Now, the hulking engine began its slow pull out of the depot.
Had he heard something? Perhaps a rustling beneath his coach?
It was probably nothing more than the lurch as the train first moved. Yet those things had ceased to wake him years ago.
The healing skin where the stitches had once been itched and his bladder was full. At least he can do something about the latter.
He made his way to the lavatory, used the facilities, then headed back to bed.
Odd— that flicker of light through the bedchamber window. The station house had been on the other side of the car.
He yawned widely.
Maybe he ought to take a look from the balcony?
He’d learned years ago to trust his gut. So though he wanted to return to bed and slide in beside his soft and sweet wife, he pulled on his trousers and a clean shirt over the underwear he’d happily returned to sleeping in the moment Josie had approved of his choice.
He strolled through the dark car to the back and opened the balcony door.
He caught a whiff— acrid, pungent— he’d know it anywhere.
A burning fuse.
The distinctive odor was present in every active mine.
He bolted to the edge of the railing and leaned over. He’d glimpsed the light from the window beside their bed.
Sure enough, a flash of light bounde
d along at the rail.
A burning fuse.
Tethered to a load directly beneath his window.
At Las Cruces station, someone had rigged a fuse to his car. Fuses always led to an explosive.
Panic, cold and fierce as a December day in Alaska seized Adam by the throat.
Some vile monster had lit a fuse to multiple sticks of Cannon Mining-purchased dynamite— immediately beneath the bed where he and his wife slept.
Fear and determination coalesced.
The fuse— how long was the fuse? Did he have time to dismantle it?
He leaned over the railing, clutching the bars with all his strength, attempting to peer beneath to glimpse the dynamite quantity.
Gah! It didn’t matter— one stick or fifty. From here, zero chance of reaching it on a moving train.
He slammed his palms onto the railing in impotence.
His mind whirled. Just ahead, a cargo-carrying car— not likely any lives at stake. Just behind them, a few more cars. He’d not seen lights on within them from the galley windows— possibly unoccupied.
If occupied, he could do nothing.
Best guess, they had enough fuse for maybe five minutes.
The train gained speed, heading toward the curve in the iron rails that led to the bridge over the river at the bottom of the ravine.
In a flash of insight, he understood.
Timed to blow at the bridge.
This car would explode, buck, drag others with it over the bridge.

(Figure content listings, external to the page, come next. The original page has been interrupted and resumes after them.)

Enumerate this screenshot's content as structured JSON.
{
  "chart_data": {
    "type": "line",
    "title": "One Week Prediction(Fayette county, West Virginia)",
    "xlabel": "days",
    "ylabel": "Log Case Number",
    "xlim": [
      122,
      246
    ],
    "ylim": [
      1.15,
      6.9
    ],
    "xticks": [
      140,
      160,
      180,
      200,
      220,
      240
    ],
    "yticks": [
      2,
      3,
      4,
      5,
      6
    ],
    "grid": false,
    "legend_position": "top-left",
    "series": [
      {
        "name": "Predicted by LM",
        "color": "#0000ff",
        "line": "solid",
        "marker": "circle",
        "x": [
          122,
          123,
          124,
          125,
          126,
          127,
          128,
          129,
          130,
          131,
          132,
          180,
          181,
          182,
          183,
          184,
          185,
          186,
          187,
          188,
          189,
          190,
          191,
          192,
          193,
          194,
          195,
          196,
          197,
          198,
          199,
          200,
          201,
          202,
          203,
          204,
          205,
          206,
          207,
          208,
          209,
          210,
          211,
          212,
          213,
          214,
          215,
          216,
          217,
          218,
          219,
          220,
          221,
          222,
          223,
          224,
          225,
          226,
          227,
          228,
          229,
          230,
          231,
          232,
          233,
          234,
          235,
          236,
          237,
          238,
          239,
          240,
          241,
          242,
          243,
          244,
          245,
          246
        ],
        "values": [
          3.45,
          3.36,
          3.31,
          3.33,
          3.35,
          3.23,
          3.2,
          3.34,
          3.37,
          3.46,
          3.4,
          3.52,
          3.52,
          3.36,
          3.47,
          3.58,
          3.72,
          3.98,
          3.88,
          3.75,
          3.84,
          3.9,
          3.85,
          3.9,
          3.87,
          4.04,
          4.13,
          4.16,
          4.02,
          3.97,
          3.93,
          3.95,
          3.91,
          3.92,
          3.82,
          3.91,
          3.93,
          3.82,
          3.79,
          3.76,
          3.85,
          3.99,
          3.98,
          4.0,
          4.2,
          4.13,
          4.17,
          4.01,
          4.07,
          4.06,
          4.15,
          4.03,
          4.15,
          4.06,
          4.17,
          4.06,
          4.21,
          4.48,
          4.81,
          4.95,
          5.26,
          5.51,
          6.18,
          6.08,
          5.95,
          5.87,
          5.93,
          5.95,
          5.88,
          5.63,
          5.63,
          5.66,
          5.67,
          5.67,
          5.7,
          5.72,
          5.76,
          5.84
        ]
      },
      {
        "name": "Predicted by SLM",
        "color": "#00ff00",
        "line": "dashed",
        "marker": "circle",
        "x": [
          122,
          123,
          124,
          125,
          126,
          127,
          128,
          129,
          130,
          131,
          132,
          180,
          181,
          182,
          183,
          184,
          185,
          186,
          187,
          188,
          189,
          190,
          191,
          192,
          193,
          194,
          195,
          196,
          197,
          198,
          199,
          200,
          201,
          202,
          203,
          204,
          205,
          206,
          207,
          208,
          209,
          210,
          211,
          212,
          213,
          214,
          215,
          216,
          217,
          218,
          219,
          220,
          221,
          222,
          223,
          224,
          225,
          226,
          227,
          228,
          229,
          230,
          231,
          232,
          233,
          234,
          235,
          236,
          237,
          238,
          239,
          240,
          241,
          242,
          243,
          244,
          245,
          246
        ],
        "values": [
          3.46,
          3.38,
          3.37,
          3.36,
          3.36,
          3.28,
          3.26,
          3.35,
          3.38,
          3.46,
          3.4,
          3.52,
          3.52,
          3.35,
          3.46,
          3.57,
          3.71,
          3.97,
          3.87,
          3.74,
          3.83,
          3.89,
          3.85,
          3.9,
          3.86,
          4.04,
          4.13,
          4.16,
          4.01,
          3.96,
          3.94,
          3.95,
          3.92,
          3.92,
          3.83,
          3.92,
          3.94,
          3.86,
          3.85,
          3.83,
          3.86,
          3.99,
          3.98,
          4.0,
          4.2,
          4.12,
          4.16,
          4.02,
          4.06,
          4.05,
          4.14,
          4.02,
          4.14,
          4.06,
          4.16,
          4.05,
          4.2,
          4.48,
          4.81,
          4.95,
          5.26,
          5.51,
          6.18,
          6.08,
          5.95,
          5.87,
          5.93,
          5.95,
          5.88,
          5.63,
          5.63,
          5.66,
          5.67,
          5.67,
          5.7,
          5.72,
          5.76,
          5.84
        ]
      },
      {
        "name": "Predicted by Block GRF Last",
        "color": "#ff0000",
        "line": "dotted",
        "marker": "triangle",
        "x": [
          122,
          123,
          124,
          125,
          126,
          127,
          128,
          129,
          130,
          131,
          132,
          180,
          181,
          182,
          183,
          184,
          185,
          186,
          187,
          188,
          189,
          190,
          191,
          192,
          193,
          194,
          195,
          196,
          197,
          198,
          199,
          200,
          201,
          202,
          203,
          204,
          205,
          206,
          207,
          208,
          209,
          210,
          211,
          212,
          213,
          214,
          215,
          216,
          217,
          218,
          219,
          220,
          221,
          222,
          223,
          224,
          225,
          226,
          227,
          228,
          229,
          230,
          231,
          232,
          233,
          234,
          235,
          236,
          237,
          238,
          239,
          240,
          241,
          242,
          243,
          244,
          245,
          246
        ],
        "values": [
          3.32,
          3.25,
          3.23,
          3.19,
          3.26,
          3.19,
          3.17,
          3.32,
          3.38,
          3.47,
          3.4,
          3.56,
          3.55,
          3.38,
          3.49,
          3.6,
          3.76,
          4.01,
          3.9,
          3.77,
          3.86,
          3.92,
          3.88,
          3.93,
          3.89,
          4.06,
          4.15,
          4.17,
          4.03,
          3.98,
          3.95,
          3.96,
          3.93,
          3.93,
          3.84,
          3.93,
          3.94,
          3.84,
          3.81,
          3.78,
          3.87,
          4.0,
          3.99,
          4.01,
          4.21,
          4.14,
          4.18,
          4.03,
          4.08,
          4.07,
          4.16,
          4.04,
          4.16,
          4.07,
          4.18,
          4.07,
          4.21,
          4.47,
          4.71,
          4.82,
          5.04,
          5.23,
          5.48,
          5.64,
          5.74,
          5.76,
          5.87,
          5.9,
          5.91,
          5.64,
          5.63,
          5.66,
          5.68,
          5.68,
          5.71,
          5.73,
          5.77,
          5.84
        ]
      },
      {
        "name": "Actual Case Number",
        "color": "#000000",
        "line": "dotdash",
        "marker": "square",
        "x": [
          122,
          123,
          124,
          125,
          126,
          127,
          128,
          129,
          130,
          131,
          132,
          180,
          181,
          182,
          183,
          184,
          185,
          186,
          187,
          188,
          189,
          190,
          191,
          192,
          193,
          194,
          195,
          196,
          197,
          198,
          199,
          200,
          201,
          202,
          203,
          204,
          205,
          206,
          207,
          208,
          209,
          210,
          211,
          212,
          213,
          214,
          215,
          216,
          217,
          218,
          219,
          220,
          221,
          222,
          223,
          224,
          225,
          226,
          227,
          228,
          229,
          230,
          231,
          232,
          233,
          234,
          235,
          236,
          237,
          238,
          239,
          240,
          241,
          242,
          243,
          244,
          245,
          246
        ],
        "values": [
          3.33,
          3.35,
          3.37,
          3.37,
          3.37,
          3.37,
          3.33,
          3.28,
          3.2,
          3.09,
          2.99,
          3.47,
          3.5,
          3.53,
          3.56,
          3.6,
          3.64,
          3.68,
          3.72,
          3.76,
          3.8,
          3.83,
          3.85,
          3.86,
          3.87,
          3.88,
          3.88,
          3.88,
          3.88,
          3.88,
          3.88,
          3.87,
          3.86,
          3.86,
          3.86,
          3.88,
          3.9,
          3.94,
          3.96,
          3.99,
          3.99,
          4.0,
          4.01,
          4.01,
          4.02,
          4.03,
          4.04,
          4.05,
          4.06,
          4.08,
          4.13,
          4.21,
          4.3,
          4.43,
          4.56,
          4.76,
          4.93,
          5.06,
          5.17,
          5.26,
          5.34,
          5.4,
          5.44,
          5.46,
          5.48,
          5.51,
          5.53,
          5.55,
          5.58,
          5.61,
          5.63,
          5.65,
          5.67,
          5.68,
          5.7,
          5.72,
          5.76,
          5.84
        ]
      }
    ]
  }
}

The fall alone would kill.
He knew this section of track. Every trip to Silver Queen Mine brought them over that last ravine.
He must alert his wife and staff. Everyone had to get out— now!
He bursts inside, screaming for Josie, Mrs. Bushnell, Karl and Milton. “Wake up, now! Everyone up!”
He banged on his own bedroom door as he bolted past. “Danger. Dress in many layers and do it fast. Tie your shoes on. We must jump.”
At the front of the car, he pounded on Mrs. Bushnell’s closed door. “Now. Move it.”
Tired, grumpy voices complained.
“We have two minutes to get off the train.”
He sprinted for his wife, turned on the lamps and found her wide-eyed and pulling on the closest gown she could find.